Die Bücher in seinen Armen wogen schwer. Ihre Last presste ihn zu Boden, wollte ihn festhalten, erschwerte jeden Schritt.
Er hielt hunderte von Pergamentseiten an sein Herz gedrückt. Etliche davon hatte er selber in wochenlanger Arbeit beschriftet, im diffusen Licht einer Talgkerze oder einer kleinen Fensteröffnung.
Er keuchte. Nicht nur, weil die Last auf seiner Brust lastete und die Straße ständig bergauf führte. Sondern weil dieser Gang ihm so schwer fiel, dass er ihm fast körperliche Schmerzen bereitete.
Jakobellus warf ihm einen Blick zu. Auch seine Arme waren beladen mit zu Büchern gebundenem Pergament. Weitere Männer bildeten ihre Eskorte. Studenten, Magister, Priester. Alle zeigten erboste oder betroffene Mienen.
Es waren hunderte von Büchern, die sie zum Erzbischofspalast schleppten. Die Werke waren nicht nur von großem weltlichen Wert. Sie waren ihre Herzen. Ihr Geist.
„Du solltest ein paar Bände abgeben!“, mahnte Jakobellus zum wiederholten Mal. „Ruf doch einen der kräftigen Studenten, die…“
„Nein!“, fuhr Jan ihm über den Mund. „Ich muss das selber machen.“
Er glaubte, ersticken zu müssen. Bei jedem Schritt schnürte sich sein Hals etwas mehr zu.

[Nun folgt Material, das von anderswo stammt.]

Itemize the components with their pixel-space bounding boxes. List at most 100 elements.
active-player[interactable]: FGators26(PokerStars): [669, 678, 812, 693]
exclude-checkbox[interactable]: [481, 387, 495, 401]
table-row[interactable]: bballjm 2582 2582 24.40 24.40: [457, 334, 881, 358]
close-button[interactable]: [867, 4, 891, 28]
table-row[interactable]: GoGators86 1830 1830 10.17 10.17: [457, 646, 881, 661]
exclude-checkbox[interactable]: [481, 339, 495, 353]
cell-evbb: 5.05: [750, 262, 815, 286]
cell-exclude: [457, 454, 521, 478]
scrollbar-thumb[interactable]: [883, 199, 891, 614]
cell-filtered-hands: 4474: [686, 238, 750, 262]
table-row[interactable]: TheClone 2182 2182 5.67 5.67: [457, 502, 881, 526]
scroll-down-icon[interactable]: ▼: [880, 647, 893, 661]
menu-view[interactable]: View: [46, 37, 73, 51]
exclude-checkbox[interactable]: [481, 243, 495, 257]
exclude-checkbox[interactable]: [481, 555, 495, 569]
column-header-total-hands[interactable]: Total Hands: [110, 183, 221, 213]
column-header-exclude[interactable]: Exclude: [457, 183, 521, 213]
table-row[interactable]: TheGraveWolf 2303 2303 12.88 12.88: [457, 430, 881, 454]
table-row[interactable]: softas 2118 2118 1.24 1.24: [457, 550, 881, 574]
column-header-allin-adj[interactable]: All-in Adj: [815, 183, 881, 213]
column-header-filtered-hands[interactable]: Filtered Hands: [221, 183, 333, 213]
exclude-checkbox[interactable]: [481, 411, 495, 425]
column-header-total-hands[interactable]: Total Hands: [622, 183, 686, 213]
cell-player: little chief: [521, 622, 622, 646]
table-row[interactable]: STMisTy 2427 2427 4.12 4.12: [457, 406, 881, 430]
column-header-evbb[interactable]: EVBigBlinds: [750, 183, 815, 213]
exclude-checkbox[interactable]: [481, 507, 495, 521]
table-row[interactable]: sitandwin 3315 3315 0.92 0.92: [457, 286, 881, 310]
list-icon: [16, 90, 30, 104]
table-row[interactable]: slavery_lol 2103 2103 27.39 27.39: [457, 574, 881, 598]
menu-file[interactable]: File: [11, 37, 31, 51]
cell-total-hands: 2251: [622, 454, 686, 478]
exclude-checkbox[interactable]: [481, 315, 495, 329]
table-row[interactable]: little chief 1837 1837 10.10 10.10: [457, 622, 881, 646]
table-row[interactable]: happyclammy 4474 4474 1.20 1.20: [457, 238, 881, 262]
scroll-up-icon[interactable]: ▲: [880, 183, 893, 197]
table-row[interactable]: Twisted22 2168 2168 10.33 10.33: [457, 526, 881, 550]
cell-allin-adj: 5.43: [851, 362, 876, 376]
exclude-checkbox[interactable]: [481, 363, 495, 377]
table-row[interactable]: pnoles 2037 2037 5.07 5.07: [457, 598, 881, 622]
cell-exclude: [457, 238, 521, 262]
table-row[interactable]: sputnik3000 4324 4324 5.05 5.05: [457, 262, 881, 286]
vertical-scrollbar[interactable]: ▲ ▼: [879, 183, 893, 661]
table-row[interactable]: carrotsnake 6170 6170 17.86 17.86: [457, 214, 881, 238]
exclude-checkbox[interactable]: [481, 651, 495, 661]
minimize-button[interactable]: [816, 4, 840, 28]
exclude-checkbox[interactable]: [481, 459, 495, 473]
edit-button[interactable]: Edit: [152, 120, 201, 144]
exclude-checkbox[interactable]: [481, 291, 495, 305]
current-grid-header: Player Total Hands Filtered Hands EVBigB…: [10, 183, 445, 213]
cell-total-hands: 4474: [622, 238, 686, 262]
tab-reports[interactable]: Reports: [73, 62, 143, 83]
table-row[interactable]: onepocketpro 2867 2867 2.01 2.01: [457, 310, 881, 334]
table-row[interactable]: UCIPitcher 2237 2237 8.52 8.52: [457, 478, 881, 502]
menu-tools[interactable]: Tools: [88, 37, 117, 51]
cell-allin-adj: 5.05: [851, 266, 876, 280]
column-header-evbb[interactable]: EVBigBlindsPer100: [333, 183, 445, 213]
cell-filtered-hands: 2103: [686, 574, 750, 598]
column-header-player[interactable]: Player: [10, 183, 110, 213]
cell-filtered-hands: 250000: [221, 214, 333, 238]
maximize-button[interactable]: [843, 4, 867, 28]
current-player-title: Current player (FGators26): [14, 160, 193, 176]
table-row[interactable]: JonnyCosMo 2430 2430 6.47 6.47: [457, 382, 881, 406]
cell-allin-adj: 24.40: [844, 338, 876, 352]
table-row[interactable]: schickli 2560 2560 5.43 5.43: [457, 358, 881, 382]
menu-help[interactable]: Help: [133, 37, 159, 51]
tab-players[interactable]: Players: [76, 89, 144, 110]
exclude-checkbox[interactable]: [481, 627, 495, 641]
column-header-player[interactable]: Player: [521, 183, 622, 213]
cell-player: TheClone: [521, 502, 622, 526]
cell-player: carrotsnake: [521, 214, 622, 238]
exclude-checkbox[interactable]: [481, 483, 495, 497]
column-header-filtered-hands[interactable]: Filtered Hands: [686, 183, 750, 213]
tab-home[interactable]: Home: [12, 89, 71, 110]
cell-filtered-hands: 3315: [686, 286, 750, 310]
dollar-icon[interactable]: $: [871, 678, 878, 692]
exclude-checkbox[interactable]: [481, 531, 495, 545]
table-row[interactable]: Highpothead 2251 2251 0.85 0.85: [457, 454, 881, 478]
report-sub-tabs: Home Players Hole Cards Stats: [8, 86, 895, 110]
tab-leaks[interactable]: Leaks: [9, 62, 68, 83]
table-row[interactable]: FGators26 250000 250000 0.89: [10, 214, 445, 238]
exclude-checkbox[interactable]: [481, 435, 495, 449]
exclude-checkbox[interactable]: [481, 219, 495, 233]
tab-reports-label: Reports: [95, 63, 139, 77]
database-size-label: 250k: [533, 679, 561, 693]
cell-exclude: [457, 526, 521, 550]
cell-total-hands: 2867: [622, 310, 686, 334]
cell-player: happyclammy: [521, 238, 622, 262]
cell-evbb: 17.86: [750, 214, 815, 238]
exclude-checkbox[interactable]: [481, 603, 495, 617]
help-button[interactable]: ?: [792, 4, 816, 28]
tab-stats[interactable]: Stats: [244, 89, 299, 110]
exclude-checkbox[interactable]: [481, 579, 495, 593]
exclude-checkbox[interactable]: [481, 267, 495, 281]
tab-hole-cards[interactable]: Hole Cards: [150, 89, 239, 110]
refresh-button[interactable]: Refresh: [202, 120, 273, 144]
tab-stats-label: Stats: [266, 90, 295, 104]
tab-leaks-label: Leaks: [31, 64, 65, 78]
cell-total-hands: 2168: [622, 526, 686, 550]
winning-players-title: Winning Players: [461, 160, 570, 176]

Herr, sieh mich an. Was für ein elender Wurm ich doch bin! Es fehlt nur wenig, und ich falle auf die Knie und heule auf wie ein Weib, statt mich für dich wie ein flammendes Schwert zu erheben. Du wirst gar enttäuscht von mir sein.
Doch ich schwöre, es sind nur Augenblicke der Schwäche. Ab morgen werde ich wieder auf der Kanzel stehen und für dich reden. Und all diejenigen Lüge strafen, die behaupten, die Bulle des Papstes hätte mich mundtot gemacht. Die Gans wird wieder schnattern, wie eh und je. Derb und bäuerisch. Kämpferisch und zäh.
Ab morgen…
Ein gequältes Geräusch entfuhr seiner Brust. Jakobellus war so feinfühlig, nicht aufzusehen.
Jan schluckte heftig.
Vor Jans Geist leuchteten unverlangt die verhassten Worte des päpstlichen Schreibens auf, das ihn heute hierhin trieb.
Predigen ist nunmehr nur noch an Stifts-, Pfarr- oder Klosterkirchen oder deren Friedhöfen gestattet. Alle anderen Volkspredigten sind untersagt, selbst wenn ihnen eine frühere päpstliche Erlaubnis vorliegt, ganz gleich, welchem Stand der Prediger angehört.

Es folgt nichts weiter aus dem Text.